A recent study should be a wake-up call for those still holding such a view. Martin Gilens and Benjamin Page look at public policy decisions on a national level in the US from 1981-2002 and found that public opinion has almost zero effect on decision-making. Instead, the levers of power are firmly in the hands of the elite business section of society who are able to pay off politicians to the extent that the views of a majority of citizens are near negligible. How negligible? Well, this graph shows that regardless of the percentage of support by the public on an issue, from  0% to 100%, the chances that the policy will be enacted stay the same.



In summation, the entire structure of the political system can rightly be described not as a democracy but as an oligarchy, a dirty word usually reserved for the Russian state of the 90s.

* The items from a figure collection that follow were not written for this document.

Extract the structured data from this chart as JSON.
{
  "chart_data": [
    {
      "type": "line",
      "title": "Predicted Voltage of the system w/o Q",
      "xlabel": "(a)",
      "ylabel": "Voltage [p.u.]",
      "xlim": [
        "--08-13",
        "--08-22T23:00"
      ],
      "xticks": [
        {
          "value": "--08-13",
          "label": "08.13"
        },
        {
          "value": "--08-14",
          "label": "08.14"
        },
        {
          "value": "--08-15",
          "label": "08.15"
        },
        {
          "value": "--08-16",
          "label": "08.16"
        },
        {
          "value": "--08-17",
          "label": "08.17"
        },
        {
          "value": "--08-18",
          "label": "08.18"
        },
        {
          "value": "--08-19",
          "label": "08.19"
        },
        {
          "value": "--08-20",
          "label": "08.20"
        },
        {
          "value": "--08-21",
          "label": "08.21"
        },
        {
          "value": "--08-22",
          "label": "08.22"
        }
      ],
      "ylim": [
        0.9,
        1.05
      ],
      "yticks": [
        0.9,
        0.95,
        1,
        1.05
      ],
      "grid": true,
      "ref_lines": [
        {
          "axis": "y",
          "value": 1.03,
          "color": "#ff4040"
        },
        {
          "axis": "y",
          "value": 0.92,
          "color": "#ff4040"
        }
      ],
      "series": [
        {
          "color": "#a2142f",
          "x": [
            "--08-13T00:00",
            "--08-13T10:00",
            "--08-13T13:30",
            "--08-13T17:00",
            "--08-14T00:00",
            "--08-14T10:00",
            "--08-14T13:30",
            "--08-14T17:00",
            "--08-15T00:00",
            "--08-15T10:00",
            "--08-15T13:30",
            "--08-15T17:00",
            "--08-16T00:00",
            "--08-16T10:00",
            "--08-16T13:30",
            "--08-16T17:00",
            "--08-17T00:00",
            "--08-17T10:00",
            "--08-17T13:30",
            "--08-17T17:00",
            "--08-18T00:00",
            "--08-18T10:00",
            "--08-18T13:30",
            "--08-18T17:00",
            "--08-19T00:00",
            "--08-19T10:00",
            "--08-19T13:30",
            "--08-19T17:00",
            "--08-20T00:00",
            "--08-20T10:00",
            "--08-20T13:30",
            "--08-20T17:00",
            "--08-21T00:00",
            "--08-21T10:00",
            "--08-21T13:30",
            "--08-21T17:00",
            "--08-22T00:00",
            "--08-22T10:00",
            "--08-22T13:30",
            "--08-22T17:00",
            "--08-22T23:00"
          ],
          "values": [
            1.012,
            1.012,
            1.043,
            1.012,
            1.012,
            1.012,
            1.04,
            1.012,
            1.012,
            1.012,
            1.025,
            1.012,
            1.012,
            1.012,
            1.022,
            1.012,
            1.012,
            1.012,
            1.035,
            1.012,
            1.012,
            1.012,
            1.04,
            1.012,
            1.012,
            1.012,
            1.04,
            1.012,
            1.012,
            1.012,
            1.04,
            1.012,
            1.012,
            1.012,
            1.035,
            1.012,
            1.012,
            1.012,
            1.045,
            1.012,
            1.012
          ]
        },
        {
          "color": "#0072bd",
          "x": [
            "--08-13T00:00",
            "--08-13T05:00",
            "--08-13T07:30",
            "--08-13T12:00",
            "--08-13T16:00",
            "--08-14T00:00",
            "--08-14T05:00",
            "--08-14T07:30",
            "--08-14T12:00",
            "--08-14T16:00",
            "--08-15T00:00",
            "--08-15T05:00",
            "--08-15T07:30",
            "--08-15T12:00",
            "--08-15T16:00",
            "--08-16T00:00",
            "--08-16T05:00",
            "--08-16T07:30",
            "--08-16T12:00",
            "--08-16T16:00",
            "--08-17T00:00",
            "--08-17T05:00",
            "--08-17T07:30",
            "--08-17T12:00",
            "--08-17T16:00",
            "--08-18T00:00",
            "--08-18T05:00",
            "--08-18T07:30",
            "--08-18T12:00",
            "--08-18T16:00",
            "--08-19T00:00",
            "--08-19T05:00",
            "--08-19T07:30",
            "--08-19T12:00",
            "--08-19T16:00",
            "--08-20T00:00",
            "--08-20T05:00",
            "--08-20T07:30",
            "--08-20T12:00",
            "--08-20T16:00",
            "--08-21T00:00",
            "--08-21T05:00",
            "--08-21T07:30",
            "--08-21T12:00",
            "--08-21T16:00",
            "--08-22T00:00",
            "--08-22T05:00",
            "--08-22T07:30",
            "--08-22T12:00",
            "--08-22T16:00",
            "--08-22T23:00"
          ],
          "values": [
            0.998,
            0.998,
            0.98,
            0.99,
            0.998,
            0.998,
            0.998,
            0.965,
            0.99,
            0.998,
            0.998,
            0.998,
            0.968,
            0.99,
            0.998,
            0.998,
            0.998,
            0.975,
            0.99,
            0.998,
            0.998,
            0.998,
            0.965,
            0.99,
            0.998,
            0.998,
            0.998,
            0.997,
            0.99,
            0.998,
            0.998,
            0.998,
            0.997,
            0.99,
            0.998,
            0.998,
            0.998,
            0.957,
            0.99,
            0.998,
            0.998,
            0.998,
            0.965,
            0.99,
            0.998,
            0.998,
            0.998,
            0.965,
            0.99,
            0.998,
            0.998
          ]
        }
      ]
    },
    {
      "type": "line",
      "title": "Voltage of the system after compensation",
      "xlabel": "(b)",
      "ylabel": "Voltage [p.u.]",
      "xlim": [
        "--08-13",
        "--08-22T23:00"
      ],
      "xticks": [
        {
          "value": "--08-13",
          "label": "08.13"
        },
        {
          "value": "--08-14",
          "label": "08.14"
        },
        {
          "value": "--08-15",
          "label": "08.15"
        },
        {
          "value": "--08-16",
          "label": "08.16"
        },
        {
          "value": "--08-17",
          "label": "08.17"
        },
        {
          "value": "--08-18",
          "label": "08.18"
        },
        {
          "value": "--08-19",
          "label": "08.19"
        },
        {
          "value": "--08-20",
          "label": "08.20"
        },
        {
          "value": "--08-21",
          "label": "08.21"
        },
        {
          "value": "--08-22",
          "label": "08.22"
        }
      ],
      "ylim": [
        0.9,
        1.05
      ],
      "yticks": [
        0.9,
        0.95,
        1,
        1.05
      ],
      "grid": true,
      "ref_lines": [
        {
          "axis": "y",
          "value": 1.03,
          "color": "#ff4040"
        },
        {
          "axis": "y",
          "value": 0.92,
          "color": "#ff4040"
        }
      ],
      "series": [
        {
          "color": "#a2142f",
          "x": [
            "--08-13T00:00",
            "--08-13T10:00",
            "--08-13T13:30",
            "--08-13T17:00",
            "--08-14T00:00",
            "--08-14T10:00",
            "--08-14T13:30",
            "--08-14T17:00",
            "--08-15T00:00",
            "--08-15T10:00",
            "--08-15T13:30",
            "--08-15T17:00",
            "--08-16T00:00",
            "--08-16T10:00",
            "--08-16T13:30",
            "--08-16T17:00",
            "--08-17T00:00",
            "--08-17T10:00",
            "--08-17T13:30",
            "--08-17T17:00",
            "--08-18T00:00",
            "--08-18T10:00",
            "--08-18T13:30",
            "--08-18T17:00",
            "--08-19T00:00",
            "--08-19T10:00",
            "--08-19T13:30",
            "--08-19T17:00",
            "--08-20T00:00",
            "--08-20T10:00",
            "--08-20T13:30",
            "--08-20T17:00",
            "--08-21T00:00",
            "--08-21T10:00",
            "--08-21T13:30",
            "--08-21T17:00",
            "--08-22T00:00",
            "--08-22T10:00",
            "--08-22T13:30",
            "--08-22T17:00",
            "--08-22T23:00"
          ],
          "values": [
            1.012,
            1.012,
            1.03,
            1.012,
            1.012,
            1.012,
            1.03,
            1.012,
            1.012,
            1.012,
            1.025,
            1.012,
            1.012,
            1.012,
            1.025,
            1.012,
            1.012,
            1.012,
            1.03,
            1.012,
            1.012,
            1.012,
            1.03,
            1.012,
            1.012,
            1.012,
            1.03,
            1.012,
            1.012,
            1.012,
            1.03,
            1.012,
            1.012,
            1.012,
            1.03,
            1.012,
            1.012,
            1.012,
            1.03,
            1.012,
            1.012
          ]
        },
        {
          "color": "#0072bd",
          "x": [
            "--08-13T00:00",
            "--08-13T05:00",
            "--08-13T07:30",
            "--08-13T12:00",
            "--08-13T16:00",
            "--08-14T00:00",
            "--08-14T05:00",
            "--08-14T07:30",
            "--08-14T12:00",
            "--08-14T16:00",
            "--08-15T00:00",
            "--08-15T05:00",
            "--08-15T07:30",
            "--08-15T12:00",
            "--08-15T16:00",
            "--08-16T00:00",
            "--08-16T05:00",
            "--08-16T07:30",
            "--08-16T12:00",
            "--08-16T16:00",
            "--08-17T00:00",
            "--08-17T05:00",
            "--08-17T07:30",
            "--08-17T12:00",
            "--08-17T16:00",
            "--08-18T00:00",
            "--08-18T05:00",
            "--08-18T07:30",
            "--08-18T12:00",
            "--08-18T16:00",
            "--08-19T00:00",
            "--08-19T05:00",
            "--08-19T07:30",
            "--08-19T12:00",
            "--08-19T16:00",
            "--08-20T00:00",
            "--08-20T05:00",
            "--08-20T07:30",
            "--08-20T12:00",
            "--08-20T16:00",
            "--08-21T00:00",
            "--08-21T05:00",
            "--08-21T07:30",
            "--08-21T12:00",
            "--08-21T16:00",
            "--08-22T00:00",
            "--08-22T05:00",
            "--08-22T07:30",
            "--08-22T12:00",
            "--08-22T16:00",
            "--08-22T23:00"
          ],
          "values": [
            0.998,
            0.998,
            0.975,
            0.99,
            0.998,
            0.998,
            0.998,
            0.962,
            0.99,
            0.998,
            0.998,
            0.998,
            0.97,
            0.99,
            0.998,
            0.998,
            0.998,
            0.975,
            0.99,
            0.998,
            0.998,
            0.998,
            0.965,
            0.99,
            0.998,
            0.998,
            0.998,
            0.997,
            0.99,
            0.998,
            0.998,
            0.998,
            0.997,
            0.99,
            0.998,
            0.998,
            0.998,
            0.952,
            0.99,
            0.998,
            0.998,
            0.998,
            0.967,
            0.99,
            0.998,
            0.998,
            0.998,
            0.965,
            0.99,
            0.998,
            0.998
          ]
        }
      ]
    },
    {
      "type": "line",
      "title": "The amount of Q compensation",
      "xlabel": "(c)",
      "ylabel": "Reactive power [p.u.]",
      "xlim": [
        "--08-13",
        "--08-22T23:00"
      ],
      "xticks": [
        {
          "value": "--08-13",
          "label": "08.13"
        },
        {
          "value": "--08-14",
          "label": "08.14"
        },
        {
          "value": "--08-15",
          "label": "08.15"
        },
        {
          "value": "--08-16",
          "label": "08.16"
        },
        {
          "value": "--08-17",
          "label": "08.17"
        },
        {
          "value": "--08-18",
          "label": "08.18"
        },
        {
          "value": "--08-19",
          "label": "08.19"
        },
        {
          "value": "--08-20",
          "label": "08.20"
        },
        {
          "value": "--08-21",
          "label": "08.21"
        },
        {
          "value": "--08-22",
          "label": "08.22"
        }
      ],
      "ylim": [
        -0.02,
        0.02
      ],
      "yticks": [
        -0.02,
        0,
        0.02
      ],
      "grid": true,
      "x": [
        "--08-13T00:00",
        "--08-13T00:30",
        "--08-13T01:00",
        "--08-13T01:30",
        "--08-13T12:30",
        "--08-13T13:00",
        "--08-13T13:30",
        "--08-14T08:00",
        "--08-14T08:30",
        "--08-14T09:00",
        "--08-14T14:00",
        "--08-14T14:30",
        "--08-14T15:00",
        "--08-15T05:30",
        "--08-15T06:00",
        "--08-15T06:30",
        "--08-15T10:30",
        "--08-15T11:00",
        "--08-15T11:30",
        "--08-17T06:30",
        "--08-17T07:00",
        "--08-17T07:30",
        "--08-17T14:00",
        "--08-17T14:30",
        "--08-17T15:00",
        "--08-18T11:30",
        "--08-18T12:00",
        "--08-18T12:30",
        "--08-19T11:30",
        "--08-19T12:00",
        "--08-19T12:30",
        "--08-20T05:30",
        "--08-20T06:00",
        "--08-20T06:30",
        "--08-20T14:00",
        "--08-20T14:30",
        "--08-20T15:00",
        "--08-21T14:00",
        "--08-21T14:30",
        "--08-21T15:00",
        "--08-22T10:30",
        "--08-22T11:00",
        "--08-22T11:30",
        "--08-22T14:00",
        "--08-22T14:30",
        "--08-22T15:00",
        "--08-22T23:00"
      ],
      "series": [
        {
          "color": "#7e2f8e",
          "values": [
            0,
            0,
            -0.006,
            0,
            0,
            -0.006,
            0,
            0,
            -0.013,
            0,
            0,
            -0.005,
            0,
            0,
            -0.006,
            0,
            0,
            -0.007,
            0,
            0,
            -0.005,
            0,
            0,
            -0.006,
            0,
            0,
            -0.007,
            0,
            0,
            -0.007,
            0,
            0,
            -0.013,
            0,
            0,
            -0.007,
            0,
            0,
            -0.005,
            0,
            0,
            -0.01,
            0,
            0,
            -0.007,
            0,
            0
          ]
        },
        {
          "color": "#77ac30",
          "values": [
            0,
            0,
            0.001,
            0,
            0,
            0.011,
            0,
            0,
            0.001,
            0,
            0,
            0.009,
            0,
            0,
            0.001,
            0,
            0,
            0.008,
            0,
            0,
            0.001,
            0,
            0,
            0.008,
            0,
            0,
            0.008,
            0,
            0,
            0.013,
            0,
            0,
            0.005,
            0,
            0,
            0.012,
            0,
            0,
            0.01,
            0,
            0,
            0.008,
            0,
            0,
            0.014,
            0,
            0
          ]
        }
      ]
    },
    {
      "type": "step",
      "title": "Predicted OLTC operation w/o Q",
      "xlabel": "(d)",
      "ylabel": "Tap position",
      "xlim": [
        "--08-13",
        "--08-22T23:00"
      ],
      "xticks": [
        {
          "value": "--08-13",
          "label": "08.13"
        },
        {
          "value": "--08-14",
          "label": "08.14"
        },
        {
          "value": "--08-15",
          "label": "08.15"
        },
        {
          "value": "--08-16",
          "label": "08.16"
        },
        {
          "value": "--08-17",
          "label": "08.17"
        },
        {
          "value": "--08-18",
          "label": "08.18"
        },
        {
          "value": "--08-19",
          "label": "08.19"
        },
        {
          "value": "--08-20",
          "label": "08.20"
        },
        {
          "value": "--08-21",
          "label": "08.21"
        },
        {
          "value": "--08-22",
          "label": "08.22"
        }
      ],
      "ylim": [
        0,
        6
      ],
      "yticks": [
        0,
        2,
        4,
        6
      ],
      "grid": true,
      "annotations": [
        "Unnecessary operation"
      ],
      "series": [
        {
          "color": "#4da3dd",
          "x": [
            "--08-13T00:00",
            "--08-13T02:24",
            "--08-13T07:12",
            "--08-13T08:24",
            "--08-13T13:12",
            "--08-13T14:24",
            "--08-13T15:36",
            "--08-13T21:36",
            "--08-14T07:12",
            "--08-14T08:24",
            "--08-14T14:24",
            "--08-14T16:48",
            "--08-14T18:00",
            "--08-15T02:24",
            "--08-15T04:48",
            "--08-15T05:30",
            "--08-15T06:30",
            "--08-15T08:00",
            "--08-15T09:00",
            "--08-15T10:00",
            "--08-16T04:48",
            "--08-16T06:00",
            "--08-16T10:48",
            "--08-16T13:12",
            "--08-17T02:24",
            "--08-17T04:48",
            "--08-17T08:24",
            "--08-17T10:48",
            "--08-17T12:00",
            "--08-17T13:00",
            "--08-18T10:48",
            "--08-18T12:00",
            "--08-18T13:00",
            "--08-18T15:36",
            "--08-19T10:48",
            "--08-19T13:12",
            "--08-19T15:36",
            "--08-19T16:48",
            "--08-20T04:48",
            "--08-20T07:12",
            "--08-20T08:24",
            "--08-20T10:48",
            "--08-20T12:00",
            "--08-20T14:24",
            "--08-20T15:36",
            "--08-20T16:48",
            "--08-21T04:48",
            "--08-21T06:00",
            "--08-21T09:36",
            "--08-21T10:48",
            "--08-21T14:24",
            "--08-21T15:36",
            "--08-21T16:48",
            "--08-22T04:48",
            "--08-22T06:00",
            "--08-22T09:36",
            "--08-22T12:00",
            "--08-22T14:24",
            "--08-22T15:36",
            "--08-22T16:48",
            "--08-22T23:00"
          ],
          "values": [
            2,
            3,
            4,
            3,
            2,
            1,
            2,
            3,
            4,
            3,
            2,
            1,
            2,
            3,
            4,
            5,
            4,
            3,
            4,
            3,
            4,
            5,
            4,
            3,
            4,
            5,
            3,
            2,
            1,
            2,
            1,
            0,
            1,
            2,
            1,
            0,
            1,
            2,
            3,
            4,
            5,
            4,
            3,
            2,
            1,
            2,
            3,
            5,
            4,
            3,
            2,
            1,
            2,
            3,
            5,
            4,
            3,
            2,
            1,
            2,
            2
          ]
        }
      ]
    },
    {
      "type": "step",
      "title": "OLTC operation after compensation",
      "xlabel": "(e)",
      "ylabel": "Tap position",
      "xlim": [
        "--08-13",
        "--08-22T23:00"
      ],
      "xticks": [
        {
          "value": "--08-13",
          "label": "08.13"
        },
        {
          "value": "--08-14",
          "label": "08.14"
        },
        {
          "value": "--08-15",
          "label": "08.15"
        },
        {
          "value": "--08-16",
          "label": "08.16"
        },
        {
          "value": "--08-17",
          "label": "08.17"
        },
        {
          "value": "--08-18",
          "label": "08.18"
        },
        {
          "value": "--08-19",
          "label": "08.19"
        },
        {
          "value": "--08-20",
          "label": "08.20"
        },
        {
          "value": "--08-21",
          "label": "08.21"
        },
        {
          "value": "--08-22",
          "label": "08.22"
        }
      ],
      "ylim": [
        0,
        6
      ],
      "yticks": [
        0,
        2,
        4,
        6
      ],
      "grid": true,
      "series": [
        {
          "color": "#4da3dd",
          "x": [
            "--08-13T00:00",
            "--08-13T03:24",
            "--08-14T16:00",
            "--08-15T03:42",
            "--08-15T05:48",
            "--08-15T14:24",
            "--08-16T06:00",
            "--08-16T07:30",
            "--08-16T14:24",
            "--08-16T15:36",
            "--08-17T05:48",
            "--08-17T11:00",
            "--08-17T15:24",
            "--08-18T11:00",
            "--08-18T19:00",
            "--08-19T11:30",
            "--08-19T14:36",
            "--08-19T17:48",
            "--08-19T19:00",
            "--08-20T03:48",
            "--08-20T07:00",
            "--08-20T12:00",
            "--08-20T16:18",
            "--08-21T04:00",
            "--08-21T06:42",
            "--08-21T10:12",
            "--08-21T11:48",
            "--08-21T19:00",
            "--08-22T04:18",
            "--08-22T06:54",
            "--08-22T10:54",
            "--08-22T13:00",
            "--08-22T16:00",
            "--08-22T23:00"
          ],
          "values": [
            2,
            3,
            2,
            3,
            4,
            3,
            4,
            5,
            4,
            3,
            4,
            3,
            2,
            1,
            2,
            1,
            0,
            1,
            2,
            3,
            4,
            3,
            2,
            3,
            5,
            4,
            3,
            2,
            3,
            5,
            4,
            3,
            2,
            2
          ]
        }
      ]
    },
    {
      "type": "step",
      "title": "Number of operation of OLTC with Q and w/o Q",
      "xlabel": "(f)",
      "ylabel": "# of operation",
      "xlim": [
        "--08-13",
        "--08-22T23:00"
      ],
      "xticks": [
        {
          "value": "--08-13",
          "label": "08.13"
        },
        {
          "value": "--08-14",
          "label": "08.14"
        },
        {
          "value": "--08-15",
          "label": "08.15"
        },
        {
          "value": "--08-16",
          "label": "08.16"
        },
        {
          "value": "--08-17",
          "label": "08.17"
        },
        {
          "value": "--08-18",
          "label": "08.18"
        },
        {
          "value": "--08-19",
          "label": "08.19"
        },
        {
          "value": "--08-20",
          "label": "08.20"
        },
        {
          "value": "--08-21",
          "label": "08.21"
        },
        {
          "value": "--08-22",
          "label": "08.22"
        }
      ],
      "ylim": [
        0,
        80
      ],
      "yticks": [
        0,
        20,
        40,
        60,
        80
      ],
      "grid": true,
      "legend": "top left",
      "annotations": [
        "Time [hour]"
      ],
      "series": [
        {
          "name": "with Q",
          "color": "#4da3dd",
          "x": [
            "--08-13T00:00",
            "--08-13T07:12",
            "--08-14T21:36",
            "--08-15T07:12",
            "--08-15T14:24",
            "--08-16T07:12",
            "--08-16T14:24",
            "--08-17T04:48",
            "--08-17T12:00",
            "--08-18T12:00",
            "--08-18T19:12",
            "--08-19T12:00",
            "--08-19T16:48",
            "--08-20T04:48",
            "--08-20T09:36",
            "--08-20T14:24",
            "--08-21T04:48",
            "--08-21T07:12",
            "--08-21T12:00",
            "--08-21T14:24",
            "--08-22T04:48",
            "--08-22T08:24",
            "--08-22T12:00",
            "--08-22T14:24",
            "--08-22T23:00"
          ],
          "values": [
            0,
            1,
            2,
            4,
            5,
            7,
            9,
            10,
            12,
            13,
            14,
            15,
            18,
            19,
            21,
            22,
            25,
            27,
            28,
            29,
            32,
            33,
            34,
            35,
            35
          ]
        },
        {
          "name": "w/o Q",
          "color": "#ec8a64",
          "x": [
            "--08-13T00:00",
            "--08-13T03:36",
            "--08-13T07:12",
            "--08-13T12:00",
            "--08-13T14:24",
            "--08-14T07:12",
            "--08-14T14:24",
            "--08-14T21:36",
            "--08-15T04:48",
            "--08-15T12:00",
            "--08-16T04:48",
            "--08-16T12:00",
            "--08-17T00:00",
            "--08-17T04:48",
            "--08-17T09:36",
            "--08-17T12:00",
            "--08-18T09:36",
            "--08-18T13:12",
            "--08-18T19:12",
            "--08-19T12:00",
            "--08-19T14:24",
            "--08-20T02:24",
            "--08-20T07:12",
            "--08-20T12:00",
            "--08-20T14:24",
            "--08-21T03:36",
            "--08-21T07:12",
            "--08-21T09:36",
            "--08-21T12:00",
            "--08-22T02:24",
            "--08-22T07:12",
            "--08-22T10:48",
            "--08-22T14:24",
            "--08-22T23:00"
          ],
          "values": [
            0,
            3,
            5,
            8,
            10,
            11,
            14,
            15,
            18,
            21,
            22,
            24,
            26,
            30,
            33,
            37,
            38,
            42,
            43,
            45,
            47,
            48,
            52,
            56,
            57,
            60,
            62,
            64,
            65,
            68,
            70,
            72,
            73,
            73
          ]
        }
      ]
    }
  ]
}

For any political observer with a modicum of insight, this is hardly a groundbreaking revelation. The fact that special interests dominate the political scene is demonstrably obvious. The effect has only been more acute in the past several decades when campaign finance laws have been relaxed and businesses can fill in the coffers of government. While this study is merely a confirmation of that fact, it is still striking to the extent to which public opinion matters so little.

One wonders when this hard fact will sink into the collective consciousness of the American public. And when that happens, what will be the response? Will there be a call to reform? Or a collective disillusionment?